Somebody else said it, not me. ‘Ah, parenthood--it’s just like having a dog, isn’t it?’ I think it was my mother. This could explain a lot about me. Anyway, I quickly chided her comparison and pshawed in a self-righteous parental manner.
I mean, it couldn’t be that simple, could it? Raising a dog? I grew up with dogs and they’re a lot of work, sure. But you can always beat them. Oh, I kid, I kid. I would never hit a defenseless creature, except for maybe my brother. No no, parenting is way harder, I tell myself. But mostly I tell everyone else, to elicit that especially winning combination of pity and admiration.
Anyway, the more I thought about it, maybe there is something to this assertion. Let’s see--both respond favorably to high-pitched noises and expect you to clean up their doo. They are generally friendly, but smell bad. They sleep a lot. I mean, there are some differences, for sure. Dogs have four legs, for example. Most of them have tails, except for those poor bastards in that Sarah McLachlan commercial. Dogs bark and have sharp teeth and eat their own vomit.
But why dwell on the differences? That just creates derision and paranoia. That’s letting the terrorists win. What I’m here to do is bring us all together and focus on our commonalities. With that, I give you:
The Top Five Reasons A Baby Is Just Like A Dog
5. A Baby can not speak, but has a lexical semi-recognition of about 14 words. However, you can often say some pretty vile, offensive shit with the right intonation and totally get away with it. Makes you wonder how iron-clad that “vocabulary” really is then.
4. Taking a Baby to the park will guarantee him being sized up and whispered about by various owners and babies alike (not to mention a generous butt-sniffing) under the guise of ‘healthy socialization.’
3. Assuming you live on a relatively secluded compound, you can put Baby outside when he’s been bad.

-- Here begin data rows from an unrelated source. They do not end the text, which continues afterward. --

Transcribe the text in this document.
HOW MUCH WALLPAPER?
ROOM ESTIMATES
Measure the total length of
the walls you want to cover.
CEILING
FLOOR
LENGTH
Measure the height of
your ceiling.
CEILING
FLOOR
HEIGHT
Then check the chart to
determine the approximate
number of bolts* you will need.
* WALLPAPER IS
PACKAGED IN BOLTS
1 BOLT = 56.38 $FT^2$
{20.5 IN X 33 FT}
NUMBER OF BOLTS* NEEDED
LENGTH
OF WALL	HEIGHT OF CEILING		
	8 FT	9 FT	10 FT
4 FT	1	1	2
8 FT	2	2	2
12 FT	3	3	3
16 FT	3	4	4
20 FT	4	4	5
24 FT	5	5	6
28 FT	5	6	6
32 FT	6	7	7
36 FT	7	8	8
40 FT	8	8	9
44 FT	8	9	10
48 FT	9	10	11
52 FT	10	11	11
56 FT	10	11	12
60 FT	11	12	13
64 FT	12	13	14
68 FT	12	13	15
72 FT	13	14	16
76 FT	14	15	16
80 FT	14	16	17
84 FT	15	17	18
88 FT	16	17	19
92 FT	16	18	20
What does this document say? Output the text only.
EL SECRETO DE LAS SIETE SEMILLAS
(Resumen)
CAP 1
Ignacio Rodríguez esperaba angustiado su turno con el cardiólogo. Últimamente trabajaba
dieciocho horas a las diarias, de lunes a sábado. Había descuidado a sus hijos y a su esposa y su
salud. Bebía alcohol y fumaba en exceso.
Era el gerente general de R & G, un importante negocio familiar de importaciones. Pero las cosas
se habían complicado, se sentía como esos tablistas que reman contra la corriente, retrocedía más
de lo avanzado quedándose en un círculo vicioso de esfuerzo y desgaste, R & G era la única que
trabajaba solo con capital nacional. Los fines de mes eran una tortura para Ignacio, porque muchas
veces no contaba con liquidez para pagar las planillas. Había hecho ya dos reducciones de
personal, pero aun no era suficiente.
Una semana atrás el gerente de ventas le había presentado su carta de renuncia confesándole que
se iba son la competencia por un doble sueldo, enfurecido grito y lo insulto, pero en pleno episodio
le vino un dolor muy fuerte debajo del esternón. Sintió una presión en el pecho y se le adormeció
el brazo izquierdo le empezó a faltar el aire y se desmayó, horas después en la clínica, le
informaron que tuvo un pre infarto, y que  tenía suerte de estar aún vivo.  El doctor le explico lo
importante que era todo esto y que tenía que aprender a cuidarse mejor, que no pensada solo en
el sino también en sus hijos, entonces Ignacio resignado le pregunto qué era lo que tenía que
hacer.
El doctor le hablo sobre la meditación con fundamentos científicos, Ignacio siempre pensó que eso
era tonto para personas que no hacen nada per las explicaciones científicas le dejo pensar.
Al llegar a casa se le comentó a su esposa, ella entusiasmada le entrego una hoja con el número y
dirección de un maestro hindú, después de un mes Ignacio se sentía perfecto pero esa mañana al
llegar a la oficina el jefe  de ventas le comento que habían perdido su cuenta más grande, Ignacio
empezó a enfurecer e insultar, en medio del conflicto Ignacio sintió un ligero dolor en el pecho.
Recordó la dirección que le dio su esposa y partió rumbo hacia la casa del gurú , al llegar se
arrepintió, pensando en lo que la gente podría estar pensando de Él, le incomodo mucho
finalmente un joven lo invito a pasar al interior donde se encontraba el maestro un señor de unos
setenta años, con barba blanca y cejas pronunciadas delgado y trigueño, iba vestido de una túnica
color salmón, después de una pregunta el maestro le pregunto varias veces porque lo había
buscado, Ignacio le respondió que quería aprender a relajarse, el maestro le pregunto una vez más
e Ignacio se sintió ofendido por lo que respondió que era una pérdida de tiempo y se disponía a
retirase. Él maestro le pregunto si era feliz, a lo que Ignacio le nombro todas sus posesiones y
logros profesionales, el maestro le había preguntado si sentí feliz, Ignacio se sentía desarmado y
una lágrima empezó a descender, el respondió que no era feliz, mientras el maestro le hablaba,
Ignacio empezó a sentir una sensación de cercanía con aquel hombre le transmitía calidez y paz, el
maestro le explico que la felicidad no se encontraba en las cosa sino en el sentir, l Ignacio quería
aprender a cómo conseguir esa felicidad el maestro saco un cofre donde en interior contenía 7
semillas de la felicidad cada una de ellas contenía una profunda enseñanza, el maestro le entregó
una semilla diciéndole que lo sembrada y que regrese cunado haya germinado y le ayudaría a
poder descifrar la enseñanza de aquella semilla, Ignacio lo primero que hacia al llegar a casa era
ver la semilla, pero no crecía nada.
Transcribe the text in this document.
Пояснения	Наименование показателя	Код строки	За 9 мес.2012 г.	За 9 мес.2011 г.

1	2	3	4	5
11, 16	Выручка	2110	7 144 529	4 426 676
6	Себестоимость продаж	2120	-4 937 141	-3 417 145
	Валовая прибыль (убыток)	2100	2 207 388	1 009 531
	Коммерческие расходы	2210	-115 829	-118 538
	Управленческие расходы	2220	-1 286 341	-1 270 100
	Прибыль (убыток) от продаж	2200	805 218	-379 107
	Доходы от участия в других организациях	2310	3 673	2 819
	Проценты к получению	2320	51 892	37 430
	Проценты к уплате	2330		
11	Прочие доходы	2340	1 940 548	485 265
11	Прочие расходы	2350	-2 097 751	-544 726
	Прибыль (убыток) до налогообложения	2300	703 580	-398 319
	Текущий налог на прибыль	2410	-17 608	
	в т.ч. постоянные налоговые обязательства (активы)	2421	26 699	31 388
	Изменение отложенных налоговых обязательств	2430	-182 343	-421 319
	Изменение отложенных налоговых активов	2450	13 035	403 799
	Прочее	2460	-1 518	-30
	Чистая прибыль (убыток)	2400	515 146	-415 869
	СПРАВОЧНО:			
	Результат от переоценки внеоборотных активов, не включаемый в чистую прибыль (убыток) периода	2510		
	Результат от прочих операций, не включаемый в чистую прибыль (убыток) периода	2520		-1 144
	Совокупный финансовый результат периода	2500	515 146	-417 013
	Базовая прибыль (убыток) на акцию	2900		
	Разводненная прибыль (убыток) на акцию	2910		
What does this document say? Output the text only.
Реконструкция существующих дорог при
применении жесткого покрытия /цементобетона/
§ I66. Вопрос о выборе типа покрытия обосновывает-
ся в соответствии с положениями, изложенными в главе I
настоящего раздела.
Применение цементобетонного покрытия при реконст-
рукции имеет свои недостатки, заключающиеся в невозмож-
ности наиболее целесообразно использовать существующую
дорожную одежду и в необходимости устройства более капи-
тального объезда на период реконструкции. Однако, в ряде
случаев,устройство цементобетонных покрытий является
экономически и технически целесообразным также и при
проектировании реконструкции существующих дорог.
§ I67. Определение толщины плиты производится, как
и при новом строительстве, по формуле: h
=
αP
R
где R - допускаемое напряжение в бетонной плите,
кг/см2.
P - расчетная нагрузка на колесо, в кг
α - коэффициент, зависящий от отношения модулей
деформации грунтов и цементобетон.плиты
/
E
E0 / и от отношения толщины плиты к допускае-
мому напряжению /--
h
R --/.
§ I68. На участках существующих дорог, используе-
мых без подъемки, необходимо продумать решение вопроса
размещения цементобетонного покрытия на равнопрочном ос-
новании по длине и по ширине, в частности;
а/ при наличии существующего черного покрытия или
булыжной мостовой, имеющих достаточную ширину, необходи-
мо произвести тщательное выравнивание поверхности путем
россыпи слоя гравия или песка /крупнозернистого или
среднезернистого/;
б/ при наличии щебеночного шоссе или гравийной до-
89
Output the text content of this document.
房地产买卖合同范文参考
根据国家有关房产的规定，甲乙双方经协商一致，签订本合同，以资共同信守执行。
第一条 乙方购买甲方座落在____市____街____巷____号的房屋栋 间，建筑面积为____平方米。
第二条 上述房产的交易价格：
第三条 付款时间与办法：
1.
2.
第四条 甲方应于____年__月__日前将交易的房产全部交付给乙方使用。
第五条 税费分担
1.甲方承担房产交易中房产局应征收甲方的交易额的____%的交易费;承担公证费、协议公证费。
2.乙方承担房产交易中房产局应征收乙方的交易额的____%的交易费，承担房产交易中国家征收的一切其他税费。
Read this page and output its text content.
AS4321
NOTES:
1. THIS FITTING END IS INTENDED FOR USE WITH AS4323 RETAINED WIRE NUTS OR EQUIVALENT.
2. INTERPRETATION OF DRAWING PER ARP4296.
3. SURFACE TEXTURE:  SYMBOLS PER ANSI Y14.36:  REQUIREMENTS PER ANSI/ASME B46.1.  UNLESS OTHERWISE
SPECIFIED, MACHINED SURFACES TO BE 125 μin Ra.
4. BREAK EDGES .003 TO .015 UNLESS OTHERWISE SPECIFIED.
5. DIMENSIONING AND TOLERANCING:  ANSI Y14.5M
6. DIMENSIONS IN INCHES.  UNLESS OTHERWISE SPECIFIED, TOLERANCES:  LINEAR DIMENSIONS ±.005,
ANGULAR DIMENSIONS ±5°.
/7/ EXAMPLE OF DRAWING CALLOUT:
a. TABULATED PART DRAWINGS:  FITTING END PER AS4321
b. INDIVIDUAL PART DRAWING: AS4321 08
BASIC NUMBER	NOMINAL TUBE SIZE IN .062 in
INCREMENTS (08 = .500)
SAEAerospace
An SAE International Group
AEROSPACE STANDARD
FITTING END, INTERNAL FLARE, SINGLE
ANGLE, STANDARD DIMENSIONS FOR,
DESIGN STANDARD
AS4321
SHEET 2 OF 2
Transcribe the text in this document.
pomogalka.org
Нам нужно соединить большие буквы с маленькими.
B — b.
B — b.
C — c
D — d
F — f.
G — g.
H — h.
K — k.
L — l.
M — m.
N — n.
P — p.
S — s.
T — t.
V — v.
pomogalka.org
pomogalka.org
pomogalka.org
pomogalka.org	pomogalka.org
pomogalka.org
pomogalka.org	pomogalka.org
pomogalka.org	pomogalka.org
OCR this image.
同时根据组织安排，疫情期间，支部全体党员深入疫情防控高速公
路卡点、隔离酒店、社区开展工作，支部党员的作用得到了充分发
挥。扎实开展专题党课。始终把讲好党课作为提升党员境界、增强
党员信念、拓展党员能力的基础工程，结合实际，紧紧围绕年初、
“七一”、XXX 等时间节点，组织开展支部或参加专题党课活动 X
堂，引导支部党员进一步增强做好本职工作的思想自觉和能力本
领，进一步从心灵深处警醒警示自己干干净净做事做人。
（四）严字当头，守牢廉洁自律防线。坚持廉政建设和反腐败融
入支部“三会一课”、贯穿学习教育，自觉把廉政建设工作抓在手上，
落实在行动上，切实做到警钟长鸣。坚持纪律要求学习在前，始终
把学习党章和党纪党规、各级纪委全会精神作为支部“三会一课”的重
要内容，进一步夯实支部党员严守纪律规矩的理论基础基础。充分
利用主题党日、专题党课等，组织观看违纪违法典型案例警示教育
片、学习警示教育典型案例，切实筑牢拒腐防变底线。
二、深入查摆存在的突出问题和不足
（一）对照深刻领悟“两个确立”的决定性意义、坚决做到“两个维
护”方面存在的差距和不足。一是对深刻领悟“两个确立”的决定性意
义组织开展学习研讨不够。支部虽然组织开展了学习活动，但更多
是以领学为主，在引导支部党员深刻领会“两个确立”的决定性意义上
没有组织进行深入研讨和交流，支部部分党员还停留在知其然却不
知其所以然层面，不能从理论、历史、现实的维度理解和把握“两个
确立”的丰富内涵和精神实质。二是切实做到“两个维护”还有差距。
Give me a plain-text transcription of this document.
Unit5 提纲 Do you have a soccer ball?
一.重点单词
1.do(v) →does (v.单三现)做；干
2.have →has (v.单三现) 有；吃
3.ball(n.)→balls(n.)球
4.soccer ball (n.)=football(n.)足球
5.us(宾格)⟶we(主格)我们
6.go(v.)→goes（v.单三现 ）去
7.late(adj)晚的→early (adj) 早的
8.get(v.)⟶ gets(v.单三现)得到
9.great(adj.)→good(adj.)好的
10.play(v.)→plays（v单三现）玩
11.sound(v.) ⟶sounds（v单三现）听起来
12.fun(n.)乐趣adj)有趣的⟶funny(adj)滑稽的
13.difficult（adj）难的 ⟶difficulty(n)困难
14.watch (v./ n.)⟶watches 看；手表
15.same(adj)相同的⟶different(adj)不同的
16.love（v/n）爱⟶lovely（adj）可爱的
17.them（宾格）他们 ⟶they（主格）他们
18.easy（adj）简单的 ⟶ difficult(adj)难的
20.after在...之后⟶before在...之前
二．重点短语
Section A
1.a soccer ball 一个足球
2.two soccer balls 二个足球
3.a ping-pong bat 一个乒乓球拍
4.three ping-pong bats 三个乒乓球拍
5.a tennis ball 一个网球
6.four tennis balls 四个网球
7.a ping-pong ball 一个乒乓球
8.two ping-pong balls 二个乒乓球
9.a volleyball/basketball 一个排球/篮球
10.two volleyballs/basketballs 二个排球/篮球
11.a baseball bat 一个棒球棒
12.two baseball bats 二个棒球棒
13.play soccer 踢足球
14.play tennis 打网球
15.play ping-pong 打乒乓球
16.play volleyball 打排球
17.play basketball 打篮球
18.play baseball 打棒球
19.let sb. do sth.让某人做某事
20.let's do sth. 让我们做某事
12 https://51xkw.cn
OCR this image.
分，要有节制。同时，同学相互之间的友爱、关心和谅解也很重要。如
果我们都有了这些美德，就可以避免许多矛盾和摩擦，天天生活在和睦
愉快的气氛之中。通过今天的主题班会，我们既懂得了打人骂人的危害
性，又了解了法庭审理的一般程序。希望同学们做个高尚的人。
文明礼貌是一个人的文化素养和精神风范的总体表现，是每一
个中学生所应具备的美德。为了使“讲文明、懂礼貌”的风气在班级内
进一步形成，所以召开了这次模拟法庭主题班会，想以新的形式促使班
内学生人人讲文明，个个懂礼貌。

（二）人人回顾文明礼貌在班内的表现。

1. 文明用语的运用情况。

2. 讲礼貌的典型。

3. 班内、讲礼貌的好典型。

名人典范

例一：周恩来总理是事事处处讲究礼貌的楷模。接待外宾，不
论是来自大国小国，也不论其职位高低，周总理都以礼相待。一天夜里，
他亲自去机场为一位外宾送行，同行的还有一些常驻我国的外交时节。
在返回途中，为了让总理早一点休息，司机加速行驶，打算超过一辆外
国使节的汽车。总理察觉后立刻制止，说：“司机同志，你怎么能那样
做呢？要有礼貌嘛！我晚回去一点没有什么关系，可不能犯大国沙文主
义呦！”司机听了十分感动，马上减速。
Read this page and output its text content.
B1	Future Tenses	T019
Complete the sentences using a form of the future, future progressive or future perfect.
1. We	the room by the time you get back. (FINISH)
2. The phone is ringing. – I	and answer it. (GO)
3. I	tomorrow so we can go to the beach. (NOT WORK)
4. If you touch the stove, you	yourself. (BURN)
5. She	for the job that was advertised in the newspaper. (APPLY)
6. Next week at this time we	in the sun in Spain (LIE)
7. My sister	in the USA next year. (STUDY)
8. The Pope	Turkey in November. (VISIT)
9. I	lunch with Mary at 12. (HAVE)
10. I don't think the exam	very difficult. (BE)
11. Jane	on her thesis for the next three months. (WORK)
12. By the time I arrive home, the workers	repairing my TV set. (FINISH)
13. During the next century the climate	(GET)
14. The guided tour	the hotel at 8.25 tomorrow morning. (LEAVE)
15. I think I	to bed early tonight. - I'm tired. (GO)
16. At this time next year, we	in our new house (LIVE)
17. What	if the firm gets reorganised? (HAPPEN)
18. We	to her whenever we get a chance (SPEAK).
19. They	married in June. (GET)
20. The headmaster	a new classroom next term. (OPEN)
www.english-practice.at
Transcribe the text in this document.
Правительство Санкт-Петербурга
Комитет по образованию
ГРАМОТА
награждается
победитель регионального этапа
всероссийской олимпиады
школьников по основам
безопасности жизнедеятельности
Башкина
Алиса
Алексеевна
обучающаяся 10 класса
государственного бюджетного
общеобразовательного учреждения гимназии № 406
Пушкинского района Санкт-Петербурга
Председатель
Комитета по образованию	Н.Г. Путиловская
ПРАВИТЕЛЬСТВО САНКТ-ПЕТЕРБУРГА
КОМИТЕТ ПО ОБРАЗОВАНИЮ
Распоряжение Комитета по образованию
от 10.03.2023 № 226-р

Tying Baby’s leash to the clothesline out back is a grand babysitting solution, but watch out for those poisonous squirrels.
2. Leaving Baby locked in the car while you run into the liquor store always yields a judgy look or two, mostly from non-parents. However, leaving Baby in the Blockbuster parking lot is generally deemed acceptable.
1. You just can’t leave Baby home alone for more than 9 hours at a stretch. Even 8 is really pushing it, guys.